Ce dont je voudrais aussi vous parler, c’est que les compañeros... La démocratie, comme vous l’appeler ou comme le disent les compañeros. Alors, vous vous rendez compte maintenant que les compañeros et compañeras qui travaillent comme autorités ont d’énormes responsabilités, des responsabilités dont ils n’avaient pas idée auparavant. Leur méthode, eh bien, c’est de discuter, c’est d’écouter, de se regarder en dedans, de faire ce qui a été pensé, mais ces autorités, ces femmes et ces hommes, ont appris que leur rôle ça ne va pas être de dicter des ordres comme si c’était des dirigeants. Le mot vient de diriger, je crois, de là le mot dirigeant. Alors, les compañeros disent : « Pas question, ici on va discuter, ici on va soumettre la proposition à l’assemblée générale. »
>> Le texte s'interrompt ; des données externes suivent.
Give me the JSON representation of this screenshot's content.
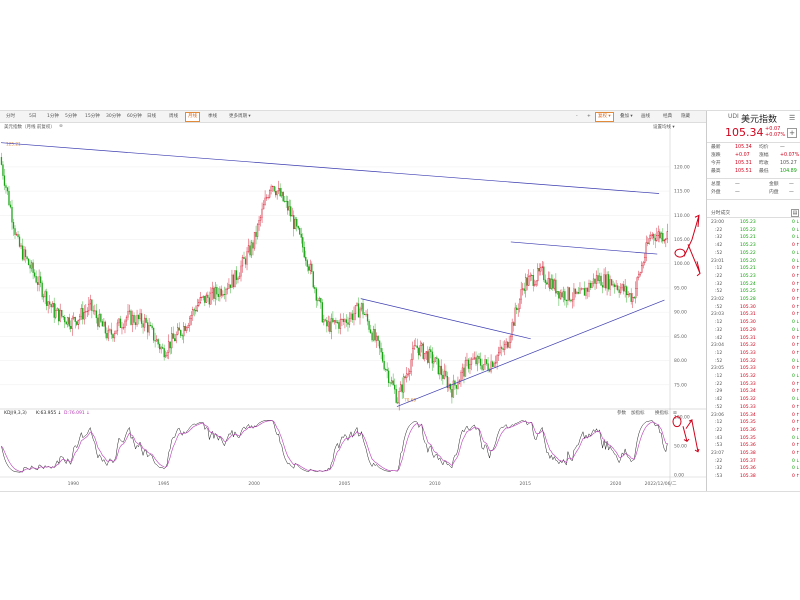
{
  "toolbar": {
    "buttons": [
      "分时",
      "5日",
      "1分钟",
      "5分钟",
      "15分钟",
      "30分钟",
      "60分钟",
      "日线",
      "周线",
      "月线",
      "季线",
      "更多周期"
    ],
    "active": "月线",
    "right_buttons": [
      "-",
      "+",
      "复权",
      "叠加",
      "画线",
      "经典",
      "隐藏"
    ],
    "right_boxed": "复权"
  },
  "subbar": {
    "title": "美元指数（月线 前复权）",
    "close": "⊗",
    "right": "设置均线 ▾"
  },
  "main_chart": {
    "y_ticks": [
      "120.00",
      "115.00",
      "110.00",
      "105.00",
      "100.00",
      "95.00",
      "90.00",
      "85.00",
      "80.00",
      "75.00"
    ],
    "x_ticks": [
      "1990",
      "1995",
      "2000",
      "2005",
      "2010",
      "2015",
      "2020",
      "2022/12/06/二"
    ],
    "hi_label": "125.21",
    "lo_label": "70.69"
  },
  "kdj": {
    "name": "KDJ(9,3,3)",
    "k": "K:63.955",
    "d": "D:76.091",
    "y_ticks": [
      "100.00",
      "50.00",
      "0.00"
    ],
    "right_links": [
      "参数",
      "加指标",
      "换指标"
    ]
  },
  "chart_data": {
    "type": "candlestick",
    "title": "美元指数",
    "series": [
      {
        "name": "美元指数 月线",
        "values": [
          [
            1986,
            122
          ],
          [
            1987,
            104
          ],
          [
            1988,
            97
          ],
          [
            1989,
            90
          ],
          [
            1990,
            88
          ],
          [
            1991,
            91
          ],
          [
            1992,
            85
          ],
          [
            1993,
            89
          ],
          [
            1994,
            88
          ],
          [
            1995,
            82
          ],
          [
            1996,
            86
          ],
          [
            1997,
            92
          ],
          [
            1998,
            94
          ],
          [
            1999,
            97
          ],
          [
            2000,
            104
          ],
          [
            2001,
            117
          ],
          [
            2002,
            111
          ],
          [
            2003,
            101
          ],
          [
            2004,
            87
          ],
          [
            2005,
            88
          ],
          [
            2006,
            91
          ],
          [
            2007,
            82
          ],
          [
            2008,
            72
          ],
          [
            2009,
            83
          ],
          [
            2010,
            80
          ],
          [
            2011,
            74
          ],
          [
            2012,
            80
          ],
          [
            2013,
            79
          ],
          [
            2014,
            83
          ],
          [
            2015,
            96
          ],
          [
            2016,
            98
          ],
          [
            2017,
            94
          ],
          [
            2018,
            93
          ],
          [
            2019,
            97
          ],
          [
            2020,
            96
          ],
          [
            2021,
            93
          ],
          [
            2022,
            106
          ]
        ]
      }
    ],
    "ylim": [
      70,
      127
    ]
  },
  "panel": {
    "code": "UDI",
    "name": "美元指数",
    "price": "105.34",
    "chg": "+0.07",
    "pct": "+0.07%",
    "plus": "+",
    "stats": [
      {
        "l1": "最新",
        "v1": "105.34",
        "c1": "red",
        "l2": "均价",
        "v2": "—",
        "c2": "gray"
      },
      {
        "l1": "涨跌",
        "v1": "+0.07",
        "c1": "red",
        "l2": "涨幅",
        "v2": "+0.07%",
        "c2": "red"
      },
      {
        "l1": "今开",
        "v1": "105.31",
        "c1": "red",
        "l2": "昨收",
        "v2": "105.27",
        "c2": "gray"
      },
      {
        "l1": "最高",
        "v1": "105.51",
        "c1": "red",
        "l2": "最低",
        "v2": "104.89",
        "c2": "green"
      }
    ],
    "stats2": [
      {
        "l1": "总量",
        "v1": "—",
        "l2": "金额",
        "v2": "—"
      },
      {
        "l1": "外盘",
        "v1": "—",
        "l2": "内盘",
        "v2": "—"
      }
    ],
    "ticks_title": "分时成交",
    "ticks": [
      {
        "t": "23:00",
        "p": "105.23",
        "c": "green",
        "v": "0",
        "a": "↓"
      },
      {
        "t": ":22",
        "p": "105.22",
        "c": "green",
        "v": "0",
        "a": "↓"
      },
      {
        "t": ":32",
        "p": "105.21",
        "c": "green",
        "v": "0",
        "a": "↓"
      },
      {
        "t": ":42",
        "p": "105.23",
        "c": "green",
        "v": "0",
        "a": "↑"
      },
      {
        "t": ":52",
        "p": "105.22",
        "c": "green",
        "v": "0",
        "a": "↓"
      },
      {
        "t": "23:01",
        "p": "105.20",
        "c": "green",
        "v": "0",
        "a": "↓"
      },
      {
        "t": ":12",
        "p": "105.21",
        "c": "green",
        "v": "0",
        "a": "↑"
      },
      {
        "t": ":22",
        "p": "105.23",
        "c": "green",
        "v": "0",
        "a": "↑"
      },
      {
        "t": ":32",
        "p": "105.24",
        "c": "green",
        "v": "0",
        "a": "↑"
      },
      {
        "t": ":52",
        "p": "105.25",
        "c": "green",
        "v": "0",
        "a": "↑"
      },
      {
        "t": "23:02",
        "p": "105.28",
        "c": "green",
        "v": "0",
        "a": "↑"
      },
      {
        "t": ":52",
        "p": "105.30",
        "c": "red",
        "v": "0",
        "a": "↑"
      },
      {
        "t": "23:03",
        "p": "105.31",
        "c": "red",
        "v": "0",
        "a": "↑"
      },
      {
        "t": ":12",
        "p": "105.30",
        "c": "red",
        "v": "0",
        "a": "↓"
      },
      {
        "t": ":32",
        "p": "105.29",
        "c": "red",
        "v": "0",
        "a": "↓"
      },
      {
        "t": ":42",
        "p": "105.31",
        "c": "red",
        "v": "0",
        "a": "↑"
      },
      {
        "t": "23:04",
        "p": "105.32",
        "c": "red",
        "v": "0",
        "a": "↑"
      },
      {
        "t": ":12",
        "p": "105.33",
        "c": "red",
        "v": "0",
        "a": "↑"
      },
      {
        "t": ":52",
        "p": "105.32",
        "c": "red",
        "v": "0",
        "a": "↓"
      },
      {
        "t": "23:05",
        "p": "105.33",
        "c": "red",
        "v": "0",
        "a": "↑"
      },
      {
        "t": ":12",
        "p": "105.32",
        "c": "red",
        "v": "0",
        "a": "↓"
      },
      {
        "t": ":22",
        "p": "105.33",
        "c": "red",
        "v": "0",
        "a": "↑"
      },
      {
        "t": ":29",
        "p": "105.34",
        "c": "red",
        "v": "0",
        "a": "↑"
      },
      {
        "t": ":42",
        "p": "105.32",
        "c": "red",
        "v": "0",
        "a": "↓"
      },
      {
        "t": ":52",
        "p": "105.33",
        "c": "red",
        "v": "0",
        "a": "↑"
      },
      {
        "t": "23:06",
        "p": "105.34",
        "c": "red",
        "v": "0",
        "a": "↑"
      },
      {
        "t": ":12",
        "p": "105.35",
        "c": "red",
        "v": "0",
        "a": "↑"
      },
      {
        "t": ":22",
        "p": "105.36",
        "c": "red",
        "v": "0",
        "a": "↑"
      },
      {
        "t": ":43",
        "p": "105.35",
        "c": "red",
        "v": "0",
        "a": "↓"
      },
      {
        "t": ":53",
        "p": "105.36",
        "c": "red",
        "v": "0",
        "a": "↑"
      },
      {
        "t": "23:07",
        "p": "105.38",
        "c": "red",
        "v": "0",
        "a": "↑"
      },
      {
        "t": ":22",
        "p": "105.37",
        "c": "red",
        "v": "0",
        "a": "↓"
      },
      {
        "t": ":32",
        "p": "105.36",
        "c": "red",
        "v": "0",
        "a": "↓"
      },
      {
        "t": ":53",
        "p": "105.38",
        "c": "red",
        "v": "0",
        "a": "↑"
      }
    ]
  }
}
Quand je vous parle d’assemblée générale, je veux dire toutes les personnes autorités des communautés, femmes et hommes. Et aussi toutes les autorités, femmes et hommes, des Marez, eux aussi ont leur mot à dire. Ils disent « on ne va pas approuver ça ici et maintenant, on va soumettre la question à nos communautés parce que c’est elles et eux qui vont dire oui ou non ». C’est la même chose avec les propositions des compañeros et compañeras des conseils de bon gouvernement. Quand ils pensent qu’il faut faire telle ou telle chose ou qu’ils trouvent que quelque chose est mal fait et doit être corrigé, les membres de cette assemblée d’autorités dictent parfois la manière dont on doit corriger le tir et tout ça doit être soumis aux communautés pour que toutes les communautés, femmes et hommes, soient mises au courant et sachent que telle ou telle autorité agit mal ou qu’elles connaissent les erreurs de leurs autorités.
Les compañeros donnent chaque jour la preuve que leur pratique n’est pas autoritaire, ils ne supplantent personne, ils ne décident pas par eux-mêmes, ils savent qu’ils n’ont pas à décider et que c’est leur communauté qui doit décider. Quand une proposition de travail ou un projet est conçu, on soumet donc une proposition aux communautés et chaque collectif des communautés en discute. Ensuite, en assemblée générale, comme l’assemblée que nous avons ici en ce moment, les communautés font des suggestions, à travers les autorités de chaque communauté qui parlent au vu de tout le monde, publiquement, parce que des centaines de femmes et d’hommes écoutent ce qu’elles ont à dire sur la meilleure façon de mener à bien telle ou telle tâche.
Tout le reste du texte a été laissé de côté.